Returns True if all categories are mutually exclusive (i.e. flat)

If true, then the classes may be represented as a simple list of class names without any loss of information, otherwise the underlying category graph is necessary to preserve all knowledge.

Todo

  • [ ] what happens when we have a dummy root?

property num_classes
property class_names
property category_names
property cats

Returns a mapping from category names to category attributes.

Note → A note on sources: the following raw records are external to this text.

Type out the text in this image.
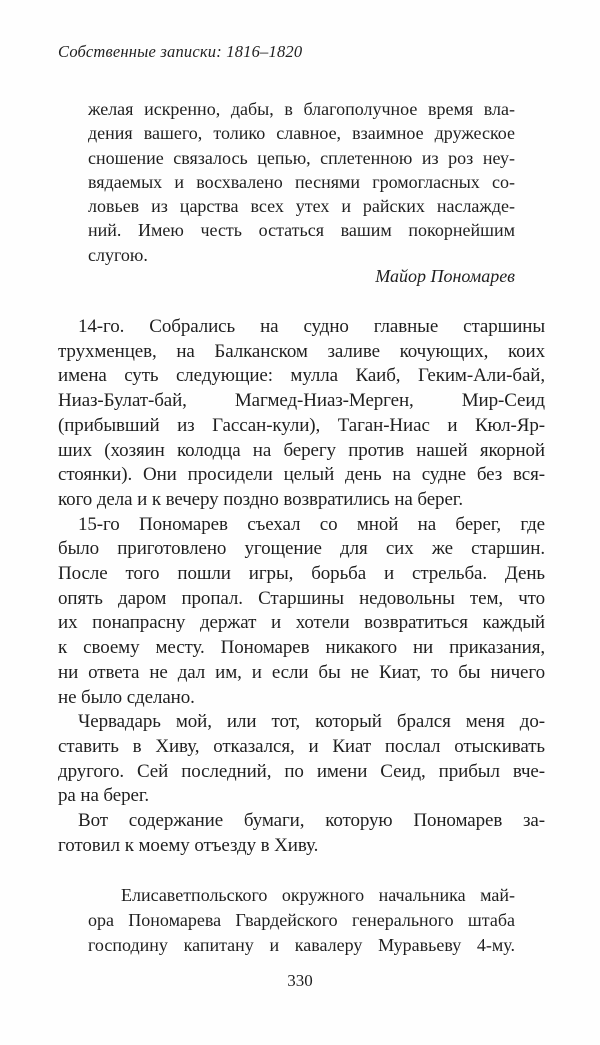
Собственные записки: 1816–1820
желая искренно, дабы, в благополучное время вла-
дения вашего, толико славное, взаимное дружеское
сношение связалось цепью, сплетенною из роз неу-
вядаемых и восхвалено песнями громогласных со-
ловьев из царства всех утех и райских наслажде-
ний. Имею честь остаться вашим покорнейшим
слугою.
Майор Пономарев
14-го. Собрались на судно главные старшины
трухменцев, на Балканском заливе кочующих, коих
имена суть следующие: мулла Каиб, Геким-Али-бай,
Ниаз-Булат-бай, Магмед-Ниаз-Мерген, Мир-Сеид
(прибывший из Гассан-кули), Таган-Ниас и Кюл-Яр-
ших (хозяин колодца на берегу против нашей якорной
стоянки). Они просидели целый день на судне без вся-
кого дела и к вечеру поздно возвратились на берег.
15-го Пономарев съехал со мной на берег, где
было приготовлено угощение для сих же старшин.
После того пошли игры, борьба и стрельба. День
опять даром пропал. Старшины недовольны тем, что
их понапрасну держат и хотели возвратиться каждый
к своему месту. Пономарев никакого ни приказания,
ни ответа не дал им, и если бы не Киат, то бы ничего
не было сделано.
Червадарь мой, или тот, который брался меня до-
ставить в Хиву, отказался, и Киат послал отыскивать
другого. Сей последний, по имени Сеид, прибыл вче-
ра на берег.
Вот содержание бумаги, которую Пономарев за-
готовил к моему отъезду в Хиву.
Елисаветпольского окружного начальника май-
ора Пономарева Гвардейского генерального штаба
господину капитану и кавалеру Муравьеву 4-му.
330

If this category tree was constructed from a coco-dataset, then this will contain the coco category attributes.

Returns:

Dict[str, Dict[str, object]]

Example

>>> from kwcoco.category_tree import *
>>> self = CategoryTree.demo()
>>> print('self.cats = {!r}'.format(self.cats))
index(node)[source]

Return the index that corresponds to the category name

Parameters:

node (str) – the name of the category

Returns:

int

take(indexes)[source]

Create a subgraph based on the selected class indexes

subgraph(subnodes, closure=True)[source]

Create a subgraph based on the selected class nodes (i.e. names)

Example

>>> self = CategoryTree.from_coco([
>>>     {'id': 130, 'name': 'n3', 'supercategory': 'n1'},
>>>     {'id': 410, 'name': 'n1', 'supercategory': None},
>>>     {'id': 640, 'name': 'n4', 'supercategory': 'n3'},
>>>     {'id': 220, 'name': 'n2', 'supercategory': 'n1'},
>>>     {'id': 560, 'name': 'n6', 'supercategory': 'n2'},
>>>     {'id': 350, 'name': 'n5', 'supercategory': 'n2'},
>>> ])
>>> self.print_graph()
>>> subnodes = ['n3', 'n6', 'n4', 'n1']
>>> new1 = self.subgraph(subnodes, closure=1)
>>> new1.print_graph()
...
>>> print('new1.idx_to_id = {}'.format(ub.urepr(new1.idx_to_id, nl=0)))
>>> print('new1.idx_to_node = {}'.format(ub.urepr(new1.idx_to_node, nl=0)))
new1.idx_to_id = [130, 560, 640, 410]
new1.idx_to_node = ['n3', 'n6', 'n4', 'n1']
>>> indexes = [2, 1, 0, 5]
>>> new2 = self.take(indexes)
>>> new2.print_graph()
...
>>> print('new2.idx_to_id = {}'.format(ub.urepr(new2.idx_to_id, nl=0)))
>>> print('new2.idx_to_node = {}'.format(ub.urepr(new2.idx_to_node, nl=0)))
new2.idx_to_id = [640, 410, 130, 350]
new2.idx_to_node = ['n4', 'n1', 'n3', 'n5']
>>> subnodes = ['n3', 'n6', 'n4', 'n1']
>>> new3 = self.subgraph(subnodes, closure=0)
>>> new3.print_graph()
_build_index()[source]

construct lookup tables

show()[source]
forest_str()[source]
print_graph()[source]
normalize()[source]

Applies a normalization scheme to the categories.

Note: this may break other tasks that depend on exact category names.

Returns:

CategoryTree

Example

>>> from kwcoco.category_tree import *  # NOQA
>>> import kwcoco
>>> orig = kwcoco.CategoryTree.demo('animals_v1')
>>> self = kwcoco.CategoryTree(nx.relabel_nodes(orig.graph, str.upper))
>>> norm = self.normalize()